Edit: Looking at the page on semifields, it appears that an alternative definition of the term does in fact allow for not having an additive identity. So much for objects getting names that make sense...
A: Yes, by definition. The need for an identity element is deeply entrenched in group theory (otherwise there could be no distinction between groups and monoids), and the fact that the additive group of a field is, indeed, a group, is similarly entrenched in field theory.
Of course one could investigate the consequences of the field axioms without an additive identity -- but one would have to be careful about selecting which axioms that means; the usual textbook presentations rarely distinguish between variants of the axioms that can be shown to be equivalent given the existence of an additive identity.

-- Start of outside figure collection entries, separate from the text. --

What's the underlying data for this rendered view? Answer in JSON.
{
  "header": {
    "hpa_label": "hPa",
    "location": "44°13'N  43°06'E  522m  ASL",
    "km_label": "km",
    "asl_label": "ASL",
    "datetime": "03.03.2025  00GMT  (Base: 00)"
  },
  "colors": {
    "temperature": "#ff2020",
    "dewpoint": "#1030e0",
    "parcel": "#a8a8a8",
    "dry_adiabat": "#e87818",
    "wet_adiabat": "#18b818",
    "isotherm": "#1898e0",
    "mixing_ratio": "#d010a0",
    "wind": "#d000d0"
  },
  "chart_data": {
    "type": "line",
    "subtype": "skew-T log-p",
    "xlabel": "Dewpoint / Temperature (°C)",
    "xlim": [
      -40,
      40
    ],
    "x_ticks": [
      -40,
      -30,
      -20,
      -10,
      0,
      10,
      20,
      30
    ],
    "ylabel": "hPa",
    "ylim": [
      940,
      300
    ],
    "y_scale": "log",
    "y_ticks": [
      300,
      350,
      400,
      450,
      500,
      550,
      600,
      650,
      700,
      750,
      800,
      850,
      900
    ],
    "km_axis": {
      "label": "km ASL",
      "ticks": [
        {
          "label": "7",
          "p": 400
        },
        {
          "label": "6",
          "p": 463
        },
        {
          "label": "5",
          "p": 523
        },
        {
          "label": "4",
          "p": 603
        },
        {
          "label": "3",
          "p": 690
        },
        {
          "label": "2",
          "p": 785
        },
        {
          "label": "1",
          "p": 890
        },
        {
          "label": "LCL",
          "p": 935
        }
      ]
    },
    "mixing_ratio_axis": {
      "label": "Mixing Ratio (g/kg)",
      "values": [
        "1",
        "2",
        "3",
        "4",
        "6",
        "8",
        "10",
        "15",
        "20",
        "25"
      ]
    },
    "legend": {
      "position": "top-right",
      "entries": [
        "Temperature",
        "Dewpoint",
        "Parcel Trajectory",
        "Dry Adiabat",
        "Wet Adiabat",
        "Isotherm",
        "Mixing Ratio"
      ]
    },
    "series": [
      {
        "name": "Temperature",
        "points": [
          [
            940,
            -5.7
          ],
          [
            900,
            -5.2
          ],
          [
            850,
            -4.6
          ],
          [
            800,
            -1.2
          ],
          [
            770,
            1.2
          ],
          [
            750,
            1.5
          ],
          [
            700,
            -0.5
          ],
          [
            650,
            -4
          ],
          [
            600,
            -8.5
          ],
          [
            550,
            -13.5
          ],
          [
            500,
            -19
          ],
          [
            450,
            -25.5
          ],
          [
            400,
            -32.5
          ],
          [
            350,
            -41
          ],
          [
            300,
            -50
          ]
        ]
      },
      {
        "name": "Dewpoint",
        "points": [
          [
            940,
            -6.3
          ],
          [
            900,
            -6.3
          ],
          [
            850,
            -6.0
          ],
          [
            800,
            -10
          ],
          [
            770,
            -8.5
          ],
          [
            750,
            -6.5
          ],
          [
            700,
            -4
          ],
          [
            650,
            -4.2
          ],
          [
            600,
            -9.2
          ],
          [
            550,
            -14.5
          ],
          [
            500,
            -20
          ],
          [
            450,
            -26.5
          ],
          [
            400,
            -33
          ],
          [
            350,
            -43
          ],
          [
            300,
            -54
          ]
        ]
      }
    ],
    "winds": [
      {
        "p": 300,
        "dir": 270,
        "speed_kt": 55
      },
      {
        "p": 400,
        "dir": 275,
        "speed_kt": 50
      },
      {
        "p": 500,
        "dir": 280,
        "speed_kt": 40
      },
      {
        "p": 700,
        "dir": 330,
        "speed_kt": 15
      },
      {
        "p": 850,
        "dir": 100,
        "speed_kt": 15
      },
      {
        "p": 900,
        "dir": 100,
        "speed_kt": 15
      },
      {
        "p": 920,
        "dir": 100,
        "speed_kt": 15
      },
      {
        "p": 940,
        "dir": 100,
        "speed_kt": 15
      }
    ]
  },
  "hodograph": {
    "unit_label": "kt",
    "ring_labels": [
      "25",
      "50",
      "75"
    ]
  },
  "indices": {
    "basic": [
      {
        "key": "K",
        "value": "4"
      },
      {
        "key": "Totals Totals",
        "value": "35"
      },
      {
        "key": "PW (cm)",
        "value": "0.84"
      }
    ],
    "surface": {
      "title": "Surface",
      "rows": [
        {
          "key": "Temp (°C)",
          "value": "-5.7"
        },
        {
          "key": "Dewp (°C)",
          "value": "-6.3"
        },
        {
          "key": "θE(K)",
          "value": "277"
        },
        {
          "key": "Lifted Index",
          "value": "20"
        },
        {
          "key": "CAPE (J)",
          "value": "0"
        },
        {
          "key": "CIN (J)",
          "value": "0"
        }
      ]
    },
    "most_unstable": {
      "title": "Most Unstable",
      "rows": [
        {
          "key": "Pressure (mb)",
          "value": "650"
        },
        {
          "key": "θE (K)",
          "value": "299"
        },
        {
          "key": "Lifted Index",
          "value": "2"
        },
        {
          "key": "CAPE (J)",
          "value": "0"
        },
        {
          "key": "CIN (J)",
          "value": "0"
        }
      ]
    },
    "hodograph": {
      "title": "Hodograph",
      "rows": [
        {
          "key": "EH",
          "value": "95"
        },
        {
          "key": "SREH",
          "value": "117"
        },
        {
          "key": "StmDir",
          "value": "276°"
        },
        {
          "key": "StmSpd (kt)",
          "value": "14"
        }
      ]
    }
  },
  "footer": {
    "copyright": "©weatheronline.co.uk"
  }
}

In any case, whatever results you reach then would certainly not be results about fields as everyone understand them. Unless, that is, you happened to pick a selection of axioms that imply that zero must exist anyway. For example, it seems to be hard to require any useful properties of subtraction without allowing a proof that $x-x=y-y$ for all $x$ and $y$, and that this common value is an additive identity.
A: If I understand the definition of a field via abelian groups and distributivity as in Asaf's answer correctly, the perhaps surprising answer is no, you don't need to have an identity element in your axiom set for a field.  The trick lies in that you don't need an identity element in the axioms for a group.  Group theory, in fact, can get founded upon a single axiom, or several axioms which make no reference to a neutral element, if you really want that.  I've only glanced at things here, so see 1 2 and 3 for particular axiom sets.  Once you pick an appropriate axiom set for groups, you use the first part of Asaf's procedure for defining a field, which implies no mention of an identity element in the axiom set for fields.  The existence of inverses also doesn't mean one needs to talk about the identity element in the axiom set.  One could rewrite such existence statements via unary functions as one might do in the context of universal algebra, and this does capture the concept here, since inverses can get proved unique.   
A: Suppose that we talk about a unary function "-" defined on F with -(0)=0, and -(-(x))=x.  Note that instead of talking about a "inverses" for a field or group, we could just talk about those structures with such a unary function.  Now let ⟨F,+, -⟩ satisfy the following properties:


*

*For all x, y, (x+y)=(y+x)

*For all x, y, z ((x+y)+z)=(x+(y+z))

*For all x, (x+-(x))=0
I simply don't see how this implies that "for all x, (x+0)=x", so I don't see why we can't consider a field-like structure which drops only the axiom of an additive identity.  How does this work?  We basically have a commutative, associative structure which has an inverse also, since 3. comes as basically equivalent to the notion of having an additive inverse.  So, now look at Asaf's way of defining a field.  Instead of having ⟨F,0,+⟩ as an Abelian group, we have ⟨F,0,+⟩ as a structure where + satisfies association, commutation, and property 3. above.  We leave the rest of Asaf's way of defining a field intact, so it comes as possible to only drop the axiom of an additive inverse for a field.